A serious error was detected and reported by MM5 MPP User Yiwen Xu at Argonne National Laboratory. To my knowledge, it has only manifested itself on the IBM SP2 at ANL in the form of a segmentation violation and model abort during initialization. However, the nature of the bug is such that it may manifest itself unpredictably on other platforms and it requires immediate correction.
This page contains additional details about the problem and a patch file that may be downloaded and installed to correct the problem. Note that the error also appears in the previous release, MM5v3.1, but the patch file here may only be applied to MM5v3.2 (subsequent releases of the model will contain the fix without the need for a patch).

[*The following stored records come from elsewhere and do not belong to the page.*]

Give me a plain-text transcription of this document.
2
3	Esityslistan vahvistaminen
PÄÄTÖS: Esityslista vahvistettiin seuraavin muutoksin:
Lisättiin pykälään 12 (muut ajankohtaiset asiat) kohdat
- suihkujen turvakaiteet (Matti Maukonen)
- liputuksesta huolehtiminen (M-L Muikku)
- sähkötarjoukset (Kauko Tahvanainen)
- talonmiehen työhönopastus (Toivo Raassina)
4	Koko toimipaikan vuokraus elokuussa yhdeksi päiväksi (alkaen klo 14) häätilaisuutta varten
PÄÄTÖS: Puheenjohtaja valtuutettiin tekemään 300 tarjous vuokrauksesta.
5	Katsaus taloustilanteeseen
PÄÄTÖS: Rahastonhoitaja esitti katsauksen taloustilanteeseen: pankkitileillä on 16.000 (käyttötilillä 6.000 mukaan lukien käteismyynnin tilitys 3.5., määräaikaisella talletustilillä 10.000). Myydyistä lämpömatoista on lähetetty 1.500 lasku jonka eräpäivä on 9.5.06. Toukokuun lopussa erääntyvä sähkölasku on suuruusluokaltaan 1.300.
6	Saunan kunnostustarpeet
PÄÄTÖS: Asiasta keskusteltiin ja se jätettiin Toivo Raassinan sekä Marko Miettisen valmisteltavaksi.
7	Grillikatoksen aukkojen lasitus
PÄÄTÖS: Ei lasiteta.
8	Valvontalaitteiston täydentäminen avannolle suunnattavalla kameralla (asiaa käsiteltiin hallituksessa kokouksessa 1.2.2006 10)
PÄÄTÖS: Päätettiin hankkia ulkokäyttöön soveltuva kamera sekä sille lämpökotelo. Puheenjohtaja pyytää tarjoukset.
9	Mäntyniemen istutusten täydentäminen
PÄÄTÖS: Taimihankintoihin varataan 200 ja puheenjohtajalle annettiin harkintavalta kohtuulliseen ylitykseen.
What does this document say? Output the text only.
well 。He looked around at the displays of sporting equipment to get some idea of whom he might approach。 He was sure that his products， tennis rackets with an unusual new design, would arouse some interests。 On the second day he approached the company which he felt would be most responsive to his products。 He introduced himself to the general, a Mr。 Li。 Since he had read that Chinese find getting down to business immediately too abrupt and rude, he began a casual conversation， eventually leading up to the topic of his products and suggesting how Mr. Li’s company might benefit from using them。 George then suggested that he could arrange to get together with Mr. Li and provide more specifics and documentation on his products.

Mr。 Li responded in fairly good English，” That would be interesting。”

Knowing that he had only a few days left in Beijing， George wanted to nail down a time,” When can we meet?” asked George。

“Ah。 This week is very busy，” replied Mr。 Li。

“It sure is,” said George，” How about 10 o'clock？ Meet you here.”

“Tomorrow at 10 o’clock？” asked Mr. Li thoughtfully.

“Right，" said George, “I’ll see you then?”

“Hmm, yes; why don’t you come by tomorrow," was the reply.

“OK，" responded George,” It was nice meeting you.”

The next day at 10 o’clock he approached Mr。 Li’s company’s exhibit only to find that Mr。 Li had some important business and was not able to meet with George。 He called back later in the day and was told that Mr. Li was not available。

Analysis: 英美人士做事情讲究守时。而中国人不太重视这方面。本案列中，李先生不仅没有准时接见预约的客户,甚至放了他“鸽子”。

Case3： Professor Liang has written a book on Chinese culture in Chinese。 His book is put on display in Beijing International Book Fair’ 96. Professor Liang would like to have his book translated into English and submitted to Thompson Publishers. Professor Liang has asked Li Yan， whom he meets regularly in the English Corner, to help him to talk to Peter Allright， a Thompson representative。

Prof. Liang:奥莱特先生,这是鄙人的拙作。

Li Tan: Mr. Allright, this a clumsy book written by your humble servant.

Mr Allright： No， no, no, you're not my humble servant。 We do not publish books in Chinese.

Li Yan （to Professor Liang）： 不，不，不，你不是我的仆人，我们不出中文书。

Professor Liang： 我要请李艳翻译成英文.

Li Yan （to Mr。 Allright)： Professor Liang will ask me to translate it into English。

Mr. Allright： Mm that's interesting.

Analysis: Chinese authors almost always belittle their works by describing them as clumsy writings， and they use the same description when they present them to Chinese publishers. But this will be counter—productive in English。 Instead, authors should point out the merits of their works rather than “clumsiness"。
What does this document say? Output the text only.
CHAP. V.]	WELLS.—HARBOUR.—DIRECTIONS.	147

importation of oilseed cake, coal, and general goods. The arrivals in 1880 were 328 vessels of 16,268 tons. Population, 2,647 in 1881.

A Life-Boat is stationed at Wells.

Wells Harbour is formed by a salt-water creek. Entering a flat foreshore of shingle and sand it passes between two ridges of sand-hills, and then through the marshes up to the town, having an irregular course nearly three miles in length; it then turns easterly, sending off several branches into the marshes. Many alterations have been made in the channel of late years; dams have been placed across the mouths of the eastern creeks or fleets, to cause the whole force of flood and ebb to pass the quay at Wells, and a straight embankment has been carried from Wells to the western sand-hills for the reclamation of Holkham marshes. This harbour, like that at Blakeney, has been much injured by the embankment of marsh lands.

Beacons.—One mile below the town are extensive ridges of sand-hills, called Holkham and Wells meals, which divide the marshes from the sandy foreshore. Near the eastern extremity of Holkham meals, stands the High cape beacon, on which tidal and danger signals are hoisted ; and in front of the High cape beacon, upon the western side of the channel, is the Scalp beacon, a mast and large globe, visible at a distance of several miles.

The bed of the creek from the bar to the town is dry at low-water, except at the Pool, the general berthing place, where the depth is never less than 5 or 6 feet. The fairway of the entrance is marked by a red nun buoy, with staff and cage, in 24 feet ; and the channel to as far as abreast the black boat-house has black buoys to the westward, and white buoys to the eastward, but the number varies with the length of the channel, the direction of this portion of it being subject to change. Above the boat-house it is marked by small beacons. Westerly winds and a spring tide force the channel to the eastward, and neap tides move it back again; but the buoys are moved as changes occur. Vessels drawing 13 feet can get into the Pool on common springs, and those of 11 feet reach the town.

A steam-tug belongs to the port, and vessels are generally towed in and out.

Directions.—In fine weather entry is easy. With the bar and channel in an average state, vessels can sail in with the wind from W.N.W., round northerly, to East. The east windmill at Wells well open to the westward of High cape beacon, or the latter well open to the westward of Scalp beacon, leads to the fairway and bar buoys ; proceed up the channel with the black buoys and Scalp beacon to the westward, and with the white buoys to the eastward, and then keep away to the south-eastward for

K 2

If you are using MM5v3.1 and wish to avoid upgrading to MM5v3.2 at this time, please see the section below providing information about how to install the patch manually.
Update, Oct. 2, 1999:
Please note: the MM5 V3.2 distribution tar file
MM5.TAR.gz file on the mesouser ftp download site has
been updated with this patch. Instead of downloading and installing
the patch, you can get the fixed version of the code by downloading and
installing this new distribution file.
http://www2.mmm.ucar.edu/mm5/mpp/mpp_patch_991001.tar.gz
You may, instead, download the file from:
ftp://ftp.mcs.anl.gov/chammp/mpp_patch_991001.tar.gz
(Note you cannot list the chammp directory on this server).
In your top-level MM5v3.2 source directory (the directory which contains the file configure.user, the Makefile, and the subdirectories containing model source code), execute the following commands:
gunzip -c mpp_patch_991001.tar.gz | tar xvf - make mpclean make mpp
The files affected by this patch are:
domain/boundary/bdyin.F domain/initial/init.F domain/initial/param.F domain/io/rdinit.F domain/io/rdter.F fdda/grid/in4dgd.F
The error occurs only in the MPP version of the code in calls the the routine DM_BCAST_REALS. In cases where the second argument uses the integer parameter NUMINT, this should be changed to NUMREAL. For example, in domain/io/init.F, the incorrect code is:
CALL DM_BCAST_REALS(JBHR,NUMINT*NUMPROGS) INIT.657
This should read, instead:
CALL DM_BCAST_REALS(JBHR,NUMREAL*NUMPROGS) INIT.657
The parameter NUMINT is defined to be considerably larger than NUMREAL so that the incorrect use of NUMINT will result in memory being overwritten at the end of the JBHR buffer.
To apply the fix manually to the code, edit each of the files listed above and modify instances of calls to DM_BCAST_REALS that use NUMINT in the second argument to use NUMREAL instead. DM_BCAST_REALS may appear as either upper or lower case in the code. Note that there are instances of calls to DM_BCAST_REALS that do not use expressions involving NUMINT for their second argument. These should be left as-is.
---
- Rotang
October 1, 1999